— Pickup in Consumption Pausing on Resumed Covid Restrictions
— Business Investment Moving Upward as Seen in Q4 GDP Rebound
By Max Sato
(MaceNews) – Japan’s government Thursday downgraded its economic overview for the first time in five months, noting the recent spike in coronavirus cases sparked by the Omicron variant is hurting consumer spending, only two months after it made the first upgrade in 17 months, according to its monthly report released by the Cabinet Office.
The government said the economy is “showing signs of a pickup, although some weakness is observed.” It also said “severe conditions caused by the pandemic remain,” compared to its preview view that those conditions were “easing gradually.”
As for overseas economies, the government largely maintained its overall assessment, saying they are “picking up while the effects of coronavirus infections are easing.” Last month, it said they were “picking up while server conditions caused by coronavirus infections are easing.”
On the near-term outlook, the government remains cautiously optimistic about recovery, saying, “The pickup in the economy is expected to continue, supported by the effects of the policies and improvement in overseas economies.” It vowed to “take all possible measures” against Covid while allowing the economic and social activities to continue.
It also warned about “higher downside risks” posed by the spread of the pandemic, the drag from supply-side constraints and rising materials prices.

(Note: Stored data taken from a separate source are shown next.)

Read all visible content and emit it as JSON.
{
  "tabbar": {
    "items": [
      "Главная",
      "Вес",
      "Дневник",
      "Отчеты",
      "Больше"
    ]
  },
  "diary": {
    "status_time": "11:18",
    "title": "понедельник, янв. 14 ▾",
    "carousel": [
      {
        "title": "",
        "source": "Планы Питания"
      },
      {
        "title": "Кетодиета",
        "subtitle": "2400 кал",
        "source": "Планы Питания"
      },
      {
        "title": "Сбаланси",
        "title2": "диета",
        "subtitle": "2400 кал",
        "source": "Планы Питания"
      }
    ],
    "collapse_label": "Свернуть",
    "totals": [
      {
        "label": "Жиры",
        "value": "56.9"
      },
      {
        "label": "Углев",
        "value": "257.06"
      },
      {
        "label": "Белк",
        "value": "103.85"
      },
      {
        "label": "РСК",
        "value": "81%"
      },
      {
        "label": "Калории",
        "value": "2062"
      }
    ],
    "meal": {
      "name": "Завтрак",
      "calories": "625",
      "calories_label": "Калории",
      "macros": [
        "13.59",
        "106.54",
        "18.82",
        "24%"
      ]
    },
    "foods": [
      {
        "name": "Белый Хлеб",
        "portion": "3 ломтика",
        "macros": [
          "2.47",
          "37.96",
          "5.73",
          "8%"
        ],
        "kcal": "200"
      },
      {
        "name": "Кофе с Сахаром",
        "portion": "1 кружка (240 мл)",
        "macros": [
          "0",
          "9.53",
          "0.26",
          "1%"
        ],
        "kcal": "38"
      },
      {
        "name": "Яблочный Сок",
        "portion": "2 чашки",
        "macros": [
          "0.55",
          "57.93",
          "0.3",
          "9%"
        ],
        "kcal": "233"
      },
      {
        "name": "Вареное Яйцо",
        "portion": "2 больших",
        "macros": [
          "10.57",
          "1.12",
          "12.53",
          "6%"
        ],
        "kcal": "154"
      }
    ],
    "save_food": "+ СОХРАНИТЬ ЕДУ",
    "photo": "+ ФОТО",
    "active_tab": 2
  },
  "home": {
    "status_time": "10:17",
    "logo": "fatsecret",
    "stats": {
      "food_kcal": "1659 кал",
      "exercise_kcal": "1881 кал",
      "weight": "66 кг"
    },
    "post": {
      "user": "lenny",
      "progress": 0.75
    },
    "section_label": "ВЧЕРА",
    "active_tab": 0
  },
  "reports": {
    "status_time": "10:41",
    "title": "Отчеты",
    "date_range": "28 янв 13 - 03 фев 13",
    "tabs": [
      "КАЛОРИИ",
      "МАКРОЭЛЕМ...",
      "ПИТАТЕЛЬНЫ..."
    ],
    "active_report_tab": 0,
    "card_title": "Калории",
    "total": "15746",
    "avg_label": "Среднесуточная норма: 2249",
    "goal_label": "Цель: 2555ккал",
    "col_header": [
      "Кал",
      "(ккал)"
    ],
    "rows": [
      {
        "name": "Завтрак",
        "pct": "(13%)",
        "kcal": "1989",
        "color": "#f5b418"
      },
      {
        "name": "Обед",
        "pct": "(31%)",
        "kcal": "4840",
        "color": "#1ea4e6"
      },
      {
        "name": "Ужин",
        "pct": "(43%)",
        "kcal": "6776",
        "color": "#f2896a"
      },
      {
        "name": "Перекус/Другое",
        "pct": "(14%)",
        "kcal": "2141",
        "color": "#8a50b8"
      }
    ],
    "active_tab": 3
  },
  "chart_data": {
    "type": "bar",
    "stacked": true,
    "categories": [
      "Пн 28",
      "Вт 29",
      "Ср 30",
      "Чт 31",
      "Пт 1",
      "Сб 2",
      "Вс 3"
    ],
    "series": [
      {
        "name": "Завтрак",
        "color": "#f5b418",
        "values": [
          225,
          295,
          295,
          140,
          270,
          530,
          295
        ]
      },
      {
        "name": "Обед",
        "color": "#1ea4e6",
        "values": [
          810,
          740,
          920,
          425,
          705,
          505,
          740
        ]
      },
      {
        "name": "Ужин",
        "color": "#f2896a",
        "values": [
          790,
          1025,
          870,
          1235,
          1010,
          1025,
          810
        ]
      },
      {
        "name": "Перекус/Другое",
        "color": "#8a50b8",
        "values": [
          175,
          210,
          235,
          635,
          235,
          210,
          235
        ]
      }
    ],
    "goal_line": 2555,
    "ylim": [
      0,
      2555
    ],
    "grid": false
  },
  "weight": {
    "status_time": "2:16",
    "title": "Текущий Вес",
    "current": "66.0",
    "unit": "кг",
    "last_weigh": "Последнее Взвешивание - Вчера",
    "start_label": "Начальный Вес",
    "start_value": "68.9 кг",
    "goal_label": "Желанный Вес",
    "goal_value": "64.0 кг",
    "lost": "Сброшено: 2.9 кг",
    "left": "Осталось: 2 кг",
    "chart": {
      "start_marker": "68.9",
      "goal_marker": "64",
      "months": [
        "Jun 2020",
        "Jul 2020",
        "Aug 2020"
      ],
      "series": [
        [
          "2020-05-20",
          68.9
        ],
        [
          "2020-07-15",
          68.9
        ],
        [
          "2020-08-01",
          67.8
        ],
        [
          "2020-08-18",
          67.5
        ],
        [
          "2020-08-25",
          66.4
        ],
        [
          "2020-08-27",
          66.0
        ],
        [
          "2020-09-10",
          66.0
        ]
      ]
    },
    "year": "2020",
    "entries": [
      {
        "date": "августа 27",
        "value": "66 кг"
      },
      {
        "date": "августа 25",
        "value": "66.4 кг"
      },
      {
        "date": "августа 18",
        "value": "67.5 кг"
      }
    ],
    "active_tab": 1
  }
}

Key points from the monthly report:
The government revised down its assessment on private consumption, which accounts for about 55% of the gross domestic product, for the first time in five months, saying its pickup “appears to be pausing.” Previously it said consumption was “picking up.”
Consumption has been sluggish since the second half of January, hovering at the bottom of a range seen in the 2017-2019 average year patterns, according to the Cabinet Office.
The government resumed restrictions on targeted areas in many of the 47 prefectures in late January, urging restaurants and bars to close by 8 p.m. and to not serve alcohol at all times while limiting the capacity at sporting and entertainment events.
The Omicron scare hurt business and consumer sentiment, prompting people to reduce visits to retail stores, leisure facilities and restaurants and cancel trips. Consumer spending on goods remains solid but expenditures on services have been weak.
The government maintained its assessment of exports as being “largely flat” after downgrading it November. Shipments of vehicles and parts are improving while those of capital and telecommunications goods are slowing.
In its monthly report, the government repeated that production is “showing signs of a pickup” after revising it up for the first time in 14 months in January. Easing supply bottlenecks has supported the auto sector while demand for production equipment and electronic devices is expected to stay on an uptrend.
On the upside, the official assessment on capital investment was upgraded to “showing signs of a pickup” from “the pickup is pausing.” It was the first upward revision in 10 months.
In the October-December quarter GDP data released Tuesday, business investment in equipment rose 0.4% on quarter after a 2.4% slump in the previous quarter. Leading indicators of investment in machines and buildings are picking up while capex in software tied to the digitization of operations has been increasing gradually since October.
The government noted that producer prices are showing moderate gains after a temporary slowdown in tandem with softer energy and commodities markets.
Other details:
The government’s assessment of key components of the economy in the monthly economic report:
* The pickup in private consumption “appears to be pausing” vs. consumption is “picking up” (the first downgrade in five months; last upgraded in December 2021; last downgraded in September 2021).
* Business investment is “showing signs of a pickup” vs. its pickup is “pausing”
(the first upgrade in 10 months; last upgraded in April 2021; downgraded in December 2021).
* Housing construction is “weaker” vs. “largely flat” (the first downgrade in two months; upgraded in September 2021; downgraded in December 2021).
* Exports are “largely flat” (unchanged; upgraded in December 2020; downgraded in November 2021).
* Industrial production is “showing signs of a pickup” (unchanged; upgraded in January 2022; downgraded in November 2021).
* Corporate profits are “picking up, although some weaknesses remain among non-manufacturers” due to the impact of the pandemic (unchanged; upgraded in August 2021; downgraded in April 2020).
* Business sentiment is “showing signs of a pickup” (unchanged; upgraded in December 2021; downgraded in May 2021).
* Employment conditions are “picking up in some components such as job offers, while weakness remains due to the influence of the infectious disease” (unchanged; upgraded in December 2021; downgraded in May 2020).
* Consumer prices are “firm” (unchanged; last changed to “firm” from “flat” in August 2021; downgraded in March 2020).